8. To ensure the quality of all kinds of materials, food and vegetables, the supply must be timely, less frequent purchases should be made, and the price should be cost-effective.

IX. Correctly handle the working relationship between restaurant staff at all levels, and support each other, get along well and work together.

11. The purchased goods must be accepted by the inspector of the canteen warehouse management center and the restaurant manager at the same time and then signed on the invoice before being submitted to the accountant for reimbursement.

Xi. Materials (tableware, cookers) and other materials needed for the kitchen must be reported to the management office for approval before purchasing.

12. We should consciously do our job well, work hard, constantly improve the quality of food, and ensure that there are no mistakes and accidents.

XIII. Wear work clothes during working hours. Smoking and other matters unrelated to work are strictly prohibited during working hours. Take a bath regularly. Haircut, do not leave too long nails. For the health areas distributed to individuals, it is necessary to clean them up in time to ensure the cleanliness of drinking utensils, floors and warehouses.

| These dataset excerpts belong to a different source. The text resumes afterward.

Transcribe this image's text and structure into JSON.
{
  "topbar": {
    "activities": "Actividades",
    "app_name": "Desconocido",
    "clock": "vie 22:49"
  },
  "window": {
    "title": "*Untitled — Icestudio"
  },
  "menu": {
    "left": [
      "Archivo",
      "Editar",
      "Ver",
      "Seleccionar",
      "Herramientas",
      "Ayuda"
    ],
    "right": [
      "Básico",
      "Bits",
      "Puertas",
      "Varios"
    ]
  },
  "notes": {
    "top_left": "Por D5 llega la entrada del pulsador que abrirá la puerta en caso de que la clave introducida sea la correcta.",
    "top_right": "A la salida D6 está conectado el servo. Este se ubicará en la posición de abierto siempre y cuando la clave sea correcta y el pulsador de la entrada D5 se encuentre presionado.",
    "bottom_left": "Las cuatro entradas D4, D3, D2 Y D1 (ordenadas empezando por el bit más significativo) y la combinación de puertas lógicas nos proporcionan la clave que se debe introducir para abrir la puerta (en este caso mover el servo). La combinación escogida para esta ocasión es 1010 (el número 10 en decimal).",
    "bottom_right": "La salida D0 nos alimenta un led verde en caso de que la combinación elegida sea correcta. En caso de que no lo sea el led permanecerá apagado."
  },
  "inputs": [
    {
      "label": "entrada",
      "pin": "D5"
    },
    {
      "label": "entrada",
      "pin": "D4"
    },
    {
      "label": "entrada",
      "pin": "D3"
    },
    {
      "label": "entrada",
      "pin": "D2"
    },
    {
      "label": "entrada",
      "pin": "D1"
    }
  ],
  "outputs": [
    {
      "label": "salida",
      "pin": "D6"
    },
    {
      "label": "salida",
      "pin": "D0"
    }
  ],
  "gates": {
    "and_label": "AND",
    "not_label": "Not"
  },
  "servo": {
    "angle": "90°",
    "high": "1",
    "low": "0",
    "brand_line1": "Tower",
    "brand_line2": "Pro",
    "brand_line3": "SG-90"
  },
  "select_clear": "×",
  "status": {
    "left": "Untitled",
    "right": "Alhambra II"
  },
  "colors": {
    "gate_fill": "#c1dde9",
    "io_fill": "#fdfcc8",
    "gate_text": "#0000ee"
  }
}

The restaurant manager is responsible for the overall cleaning of the restaurant on Friday, so that the restaurant is always clean, hygienic and orderly.

XIV. To further improve the target management system and the construction of various systems, it is necessary to further improve the assessment methods.

Fifteenth, take changing the service mode and improving the service consciousness as the breakthrough point, and focus on improving the canteen diet and strengthening the food quality, and grasp the truth and the facts.

XVI. Give full play to the functions of the management committee, hold regular meetings, and timely listen to and feedback the information among teachers and students.

XVII. All staff should accept new challenges with a new attitude. In order to ensure the all-round development of catering work, we are confident to abide by all the rules and regulations of the school, pay attention to economy, implement the work and make due efforts to establish a good overall image.